A bipartisan bill to lift travel restrictions to Cuba was introduced this month, and if it passes, President Obama is likely to sign it. Maybe I'll finally get to visit the island my old friend Danny Valdes used to reminisce about.
Danny and I met when I was a cub reporter with the Big Spring Herald in West Texas and he was the veteran photographer for the paper. Danny was a good guy for a young reporter to know because everybody in town knew Danny, and everybody liked him.
Danny had been a news photographer in Cuba, pre-revolution, during the Batista regime. He told stories of pictures he had taken of one of Batista's political foes shot dead in the bathtub. Danny had no love for the corrupt Batista but was no fan of Fidel Castro, either.
Danny left Cuba with his brother Al to play minor league baseball in the U.S. They had a lot of fun. Danny would talk about traveling the states, playing ball in small parks, some with no bleachers where the fans would sit on blankets on the grass to watch. When players hit a home run, the fans would stick dollar bills for them in the wire backstop behind home plate.
Danny and Al had left Cuba for good, and both ended up settling down to raise families in dusty West Texas. Al was an entrepreneur; Danny went back to photography -- working for the paper and shooting weddings or anything else that paid on the side.
Danny rarely talked politics. When he talked about Cuba, he focused on happy memories, such as working all night and then going down to the waterfront in Havana, buying a bag full of fresh oysters, and shucking and eating them right there.
He talked about perfumed breezes, smoky bars and neon-lit casinos, rum drinks and good food. He talked about pig roasts with fried plantains, black beans and rice on the side. And flan for dessert.
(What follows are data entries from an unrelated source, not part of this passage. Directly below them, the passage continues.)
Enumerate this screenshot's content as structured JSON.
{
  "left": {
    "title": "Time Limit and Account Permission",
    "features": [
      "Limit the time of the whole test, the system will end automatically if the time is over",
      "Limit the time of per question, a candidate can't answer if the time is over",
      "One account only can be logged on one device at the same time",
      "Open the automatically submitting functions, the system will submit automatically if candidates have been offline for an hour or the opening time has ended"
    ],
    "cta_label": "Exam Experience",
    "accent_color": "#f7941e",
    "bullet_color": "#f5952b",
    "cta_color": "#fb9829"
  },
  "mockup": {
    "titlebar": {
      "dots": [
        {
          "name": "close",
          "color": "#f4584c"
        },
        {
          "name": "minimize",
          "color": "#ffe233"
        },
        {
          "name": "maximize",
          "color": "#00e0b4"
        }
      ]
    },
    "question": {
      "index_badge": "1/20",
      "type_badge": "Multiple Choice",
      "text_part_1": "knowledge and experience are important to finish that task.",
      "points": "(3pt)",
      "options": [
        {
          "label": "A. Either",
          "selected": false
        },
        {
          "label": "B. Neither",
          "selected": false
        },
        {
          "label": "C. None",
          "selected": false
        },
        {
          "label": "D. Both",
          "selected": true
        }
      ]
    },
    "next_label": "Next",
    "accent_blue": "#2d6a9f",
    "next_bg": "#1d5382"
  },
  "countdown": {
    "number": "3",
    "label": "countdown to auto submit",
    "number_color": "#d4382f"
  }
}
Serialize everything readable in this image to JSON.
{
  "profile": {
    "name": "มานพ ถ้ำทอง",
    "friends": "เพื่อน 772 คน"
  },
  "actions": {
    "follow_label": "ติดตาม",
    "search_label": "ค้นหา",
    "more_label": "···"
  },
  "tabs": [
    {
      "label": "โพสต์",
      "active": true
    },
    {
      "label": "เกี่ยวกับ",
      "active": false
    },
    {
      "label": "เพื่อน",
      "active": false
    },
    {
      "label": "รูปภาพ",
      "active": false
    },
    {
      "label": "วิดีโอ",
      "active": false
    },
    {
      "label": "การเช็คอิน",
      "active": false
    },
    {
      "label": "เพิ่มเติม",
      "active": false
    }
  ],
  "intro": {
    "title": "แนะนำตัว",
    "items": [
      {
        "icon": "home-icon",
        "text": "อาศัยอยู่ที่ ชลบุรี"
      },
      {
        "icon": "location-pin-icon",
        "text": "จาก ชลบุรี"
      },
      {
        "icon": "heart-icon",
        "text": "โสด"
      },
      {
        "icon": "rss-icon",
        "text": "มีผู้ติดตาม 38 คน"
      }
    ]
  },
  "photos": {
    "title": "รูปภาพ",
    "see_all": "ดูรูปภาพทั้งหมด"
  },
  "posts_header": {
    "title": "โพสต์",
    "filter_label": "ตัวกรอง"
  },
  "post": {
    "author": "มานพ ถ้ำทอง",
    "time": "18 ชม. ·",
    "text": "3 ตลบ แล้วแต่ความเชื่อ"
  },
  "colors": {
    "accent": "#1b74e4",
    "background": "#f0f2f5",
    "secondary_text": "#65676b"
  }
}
"It was so good you would eat your fingers," he'd say.
Danny's wife finally talked him into moving to Miami, where family members had emigrated. I heard later that he died, only in his 60s, of a heart attack. I'm not sure if he ever went back to Cuba.
I think of Cuba as frozen in time, not much different from how Danny described it -- and, from what I read, that is not such an unrealistic fantasy. Cuban-style communism -- along with economic stagnation -- apparently, has been good for historical preservation.
I'm sure much has changed, though. I shouldn't expect to see Desi Arnez at the Copa. But I suspect a lot of the architecture still is intact and the streets still are lined with American cars from the 1960s.
But if Congress allows Americans to go back to Cuba, we won't be the first. Tourists from Russia, Scandinavia and Canada have been going there for years.
The travel ban -- the whole embargo, in fact -- has been an abject failure. The spindly 84-year-old Castro no longer can make six-hour speeches. But he has turned the country over to his brother, Raul, who is a spry 78. And Fidel might outlast many of the doddering exiles in Florida who have spent their lives yearning for his demise.
The children and grandchildren of the Cuban refugees reportedly don't share the old grudge against Castro. The revolution is ancient history. And the kids aren't exiles; they're Americans.
It is the exiles who have so carefully nurtured their time-worn antagonism and, because they are prosperous and powerful, rewarded the politicians who preserve the embargo. But the younger Cuban-Americans are less motivated, and now, special interest groups such as American farmers would like to resume trade with Cuba.
Why not? We trade with other communist countries, including our old foe Vietnam. Where would we get ... well, anything, if weren't for China? Trading with Cuba would have been the best way imaginable to undermine Castro, and we could have been smoking Cuban cigars legally for the past 40 years.
But what vexes me most is that our own government would forbid us from traveling to another country. Americans are used to going where they want to go, even to places where they are not so welcome. Don't tell us we can't go to Cuba.
President Bush not only enforced the travel restrictions, he tightened them. Under Bush's policy -- which still is in place -- Americans with family in Cuba can send only $300 in cash to relatives every three months and are allowed to visit only once every three years.
The Freedom to Travel to Cuba Act would explicitly allow all U.S. citizens and legal residents to visit the island at will. Let's hope it passes and we finally inject some common sense into our policy toward Cuba.
And hey, Danny, maybe I'll go down there and eat some oysters.